Researchers at the National Centre for Atmospheric Science (NCAS) have tracked air pollution emissions across North America as part of a six-week study in Toronto with York University.
To build a more complete picture of poor air quality across North America, a team of scientists used satellites, research aircraft, monitoring vehicles and stationary sensors to detect the sources of air pollution. The extensive scope of the study included observing emissions from transport, industry, agriculture, consumer products and wildfires.
Dr Pete Edwards, an atmospheric chemist at NCAS and the University of York, said, “The six-week study is known as The Toronto Halogens, Emissions, Contaminants and Inorganics eXperiment (THE CIX). It’s a ground-site measurement campaign associated with the large-scale program Atmospheric Emissions and Reactions Observed from Megacities to Marine Areas (AEROMMA), which is led by the US National Oceanic and Atmospheric Administration [NOAA].”
Both the THE CIX study and the wider AEROMMA project aim to quantify the emissions that are contributing to poorer air quality, and to understand how these emissions react with one another in the air. Findings from THE CIX and AEROMMA will be shared with state and local environmental officials to inform decisions about the most effective ways to reduce air pollution.
Air pollution is predominantly caused by emissions of nitrogen oxide gases (NOX) and volatile organic compounds (VOCs). These emissions contribute to the formation of ‘ground-level ozone’, a harmful air pollutant that can trigger several health issues.

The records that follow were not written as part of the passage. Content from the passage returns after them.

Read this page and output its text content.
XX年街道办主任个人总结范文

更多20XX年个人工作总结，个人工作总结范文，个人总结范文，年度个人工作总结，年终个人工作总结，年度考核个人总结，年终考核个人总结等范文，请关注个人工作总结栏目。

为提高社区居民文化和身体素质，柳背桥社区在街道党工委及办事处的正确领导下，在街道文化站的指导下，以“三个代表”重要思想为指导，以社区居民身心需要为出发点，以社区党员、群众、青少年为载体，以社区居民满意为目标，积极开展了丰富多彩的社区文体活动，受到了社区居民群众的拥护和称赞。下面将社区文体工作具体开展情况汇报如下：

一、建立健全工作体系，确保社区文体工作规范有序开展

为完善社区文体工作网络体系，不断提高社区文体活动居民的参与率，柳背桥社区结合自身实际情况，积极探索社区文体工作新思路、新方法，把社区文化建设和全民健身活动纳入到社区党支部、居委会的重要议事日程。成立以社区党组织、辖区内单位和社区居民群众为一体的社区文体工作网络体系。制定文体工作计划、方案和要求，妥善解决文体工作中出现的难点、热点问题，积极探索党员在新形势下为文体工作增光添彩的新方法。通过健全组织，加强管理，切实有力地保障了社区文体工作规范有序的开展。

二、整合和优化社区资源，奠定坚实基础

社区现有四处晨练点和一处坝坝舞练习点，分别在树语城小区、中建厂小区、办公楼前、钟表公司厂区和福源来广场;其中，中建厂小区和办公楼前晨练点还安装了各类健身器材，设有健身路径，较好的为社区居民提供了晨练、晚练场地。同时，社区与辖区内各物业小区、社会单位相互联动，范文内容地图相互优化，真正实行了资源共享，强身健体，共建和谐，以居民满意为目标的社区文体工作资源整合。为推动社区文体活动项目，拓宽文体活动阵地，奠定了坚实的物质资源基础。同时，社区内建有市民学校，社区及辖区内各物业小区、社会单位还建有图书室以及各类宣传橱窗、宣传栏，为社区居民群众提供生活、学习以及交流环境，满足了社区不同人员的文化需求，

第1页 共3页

The sources of these emissions have changed over recent decades. Emissions of NOX and VOCs from vehicles have fallen significantly. However, consumer and industrial volatile chemical products (VCPs) are an increasing source of VOC emissions.
VCPs include a number of everyday products, such as paint, domestic cleaning agents and perfume, and are a large source of VOC emissions in densely populated urban areas. Every product releases a different set of VOCs into the air, leaving behind a kind of chemical fingerprint. These chemicals then interact with one another in the air, sometimes creating new pollutants in a process known as secondary formation.

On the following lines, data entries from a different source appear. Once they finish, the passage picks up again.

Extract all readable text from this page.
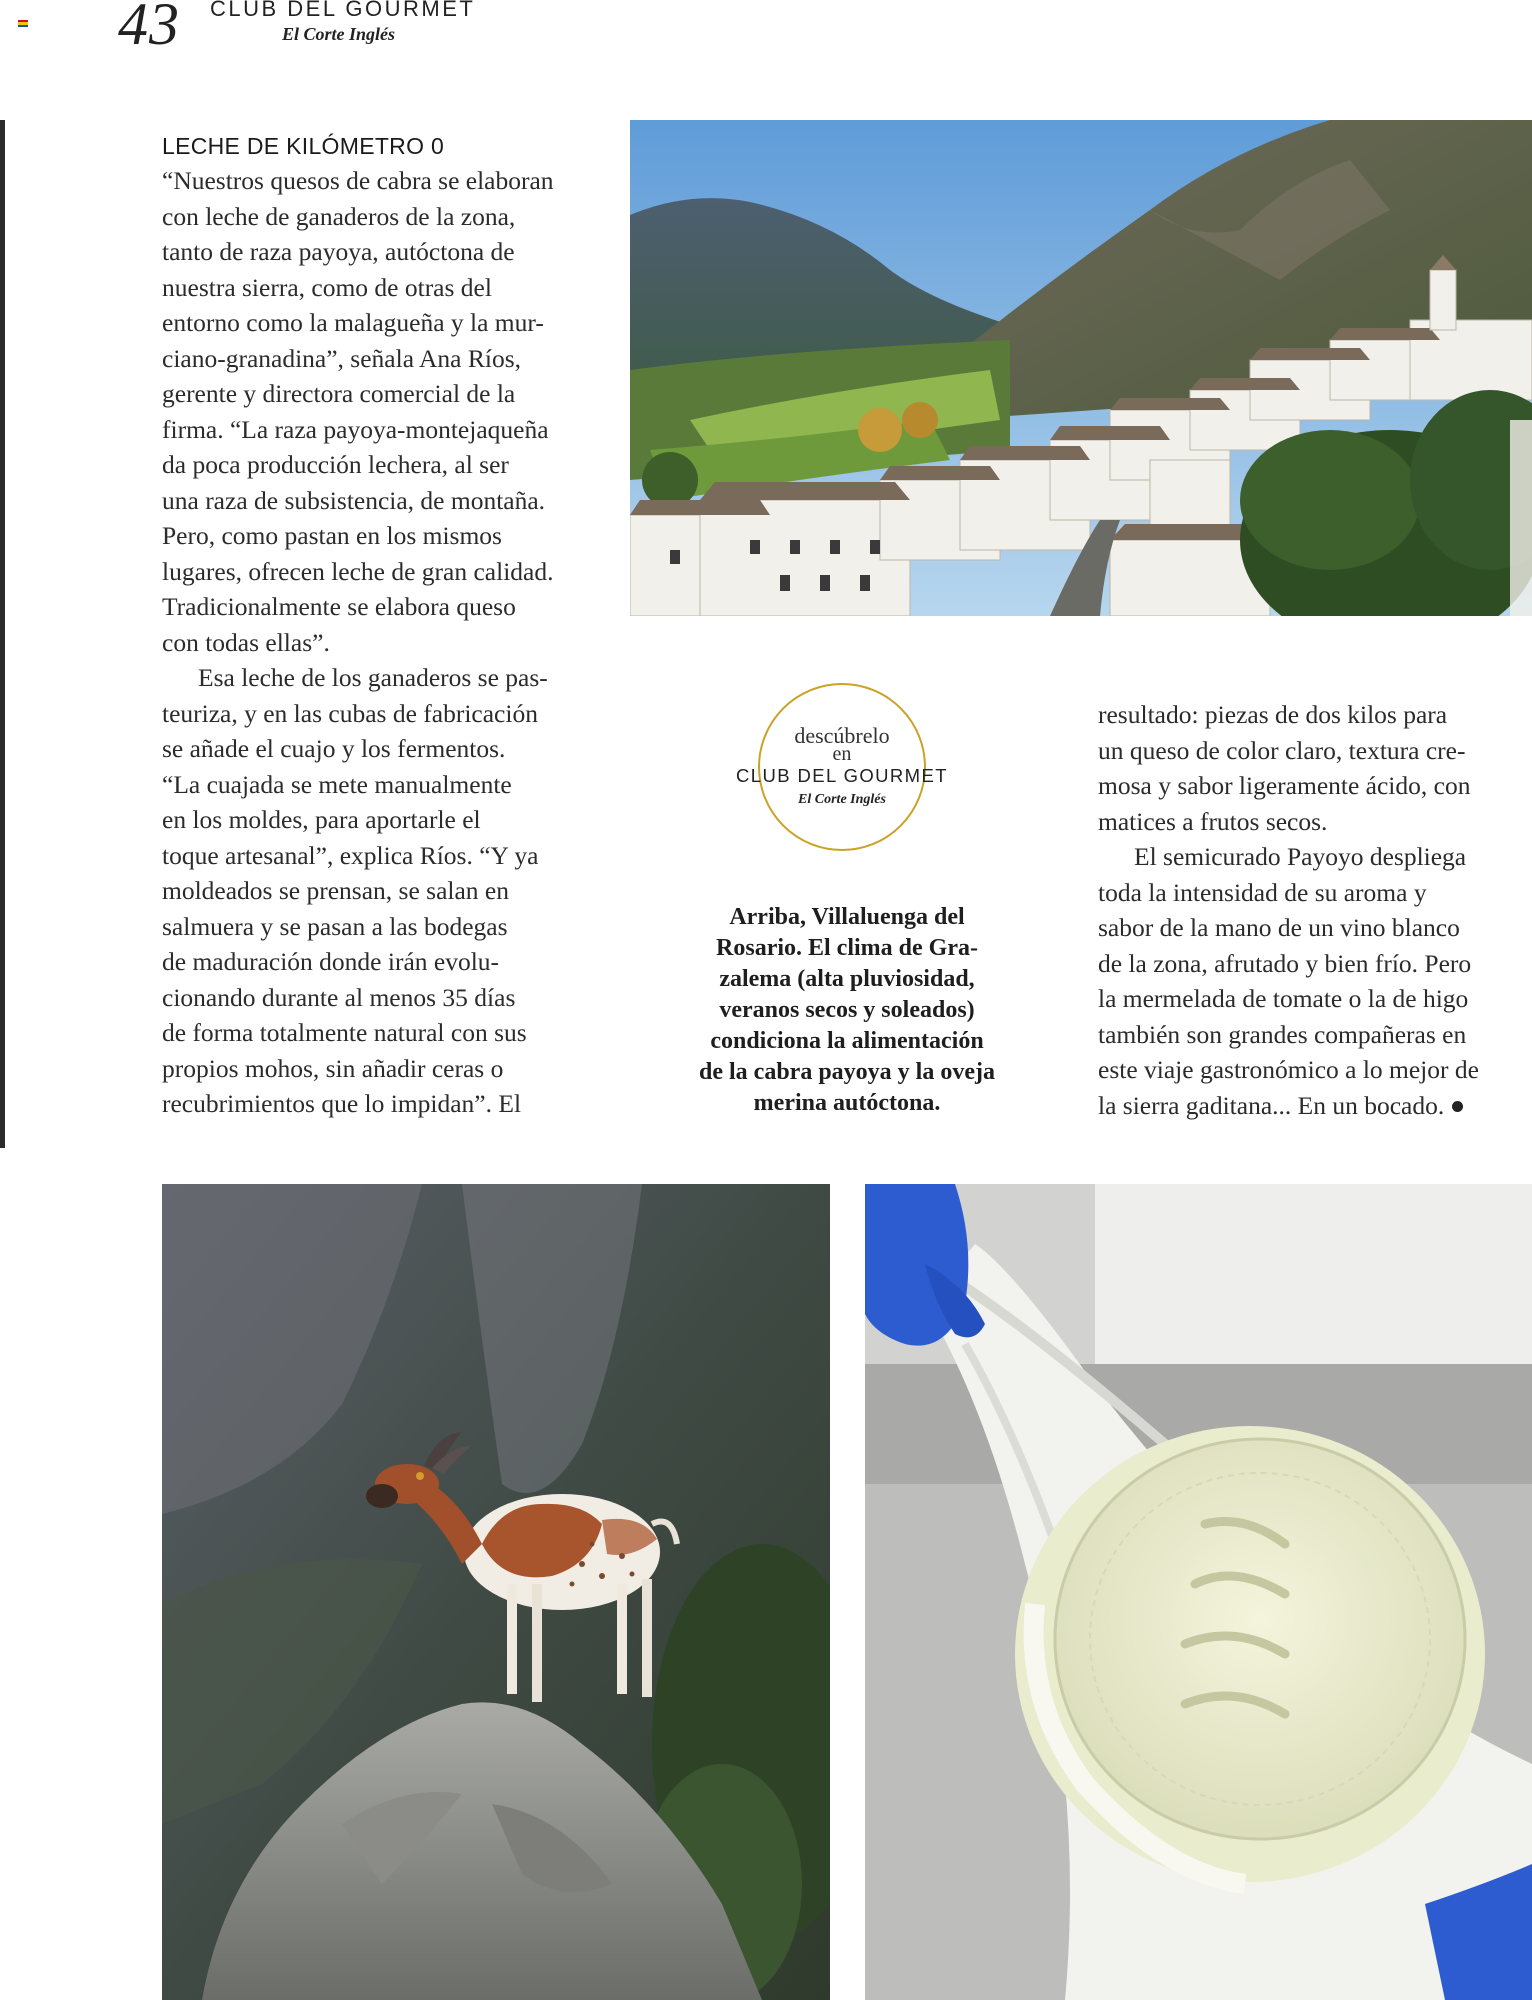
43 CLUB DEL GOURMET
El Corte Inglés
LECHE DE KILÓMETRO 0

“Nuestros quesos de cabra se elaboran

con leche de ganaderos de la zona,

tanto de raza payoya, autóctona de

nuestra sierra, como de otras del

entorno como la malagueña y la mur-

ciano-granadina”, señala Ana Ríos,

gerente y directora comercial de la

firma. “La raza payoya-montejaqueña

da poca producción lechera, al ser

una raza de subsistencia, de montaña.

Pero, como pastan en los mismos

lugares, ofrecen leche de gran calidad.

Tradicionalmente se elabora queso

con todas ellas”.

Esa leche de los ganaderos se pas-

teuriza, y en las cubas de fabricación

se añade el cuajo y los fermentos.

“La cuajada se mete manualmente

en los moldes, para aportarle el

toque artesanal”, explica Ríos. “Y ya

moldeados se prensan, se salan en

salmuera y se pasan a las bodegas

de maduración donde irán evolu-

cionando durante al menos 35 días

de forma totalmente natural con sus

propios mohos, sin añadir ceras o

recubrimientos que lo impidan”. El

descúbrelo
en
CLUB DEL GOURMET
El Corte Inglés
Arriba, Villaluenga del
Rosario. El clima de Gra-
zalema (alta pluviosidad,
veranos secos y soleados)
condiciona la alimentación
de la cabra payoya y la oveja
merina autóctona.

resultado: piezas de dos kilos para

un queso de color claro, textura cre-

mosa y sabor ligeramente ácido, con

matices a frutos secos.

El semicurado Payoyo despliega

toda la intensidad de su aroma y

sabor de la mano de un vino blanco

de la zona, afrutado y bien frío. Pero

la mermelada de tomate o la de higo

también son grandes compañeras en

este viaje gastronómico a lo mejor de

la sierra gaditana... En un bocado.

This summer wildfires have raged across Canada, and recent figures released by the Canadian Interagency Forest Fire Centre reported 909 active wildfires. In June 2023, many cities across North America were engulfed by smoke from the wildfires. The air pollution caused by the smoke led to health officials distributing face masks and advising people to stay indoors.
Preliminary results from the THE CIX study have directly observed negative impacts on Toronto’s air quality caused by wildfire smoke. These results show not only the expected increase in pollutants such as particulate matter but also changes in atmospheric chemistry, such as increases in gas-phase chlorine compounds, which can influence the subsequent formation of secondary pollutants like ozone.
As global temperatures continue to rise, dry weather and heatwaves create conditions in which extreme wildfires are more likely to occur. It is anticipated that the frequency and intensity of wildfires will increase because of global warming. For this reason, NCAS finds it important to understand the impacts of wildfire smoke on air quality.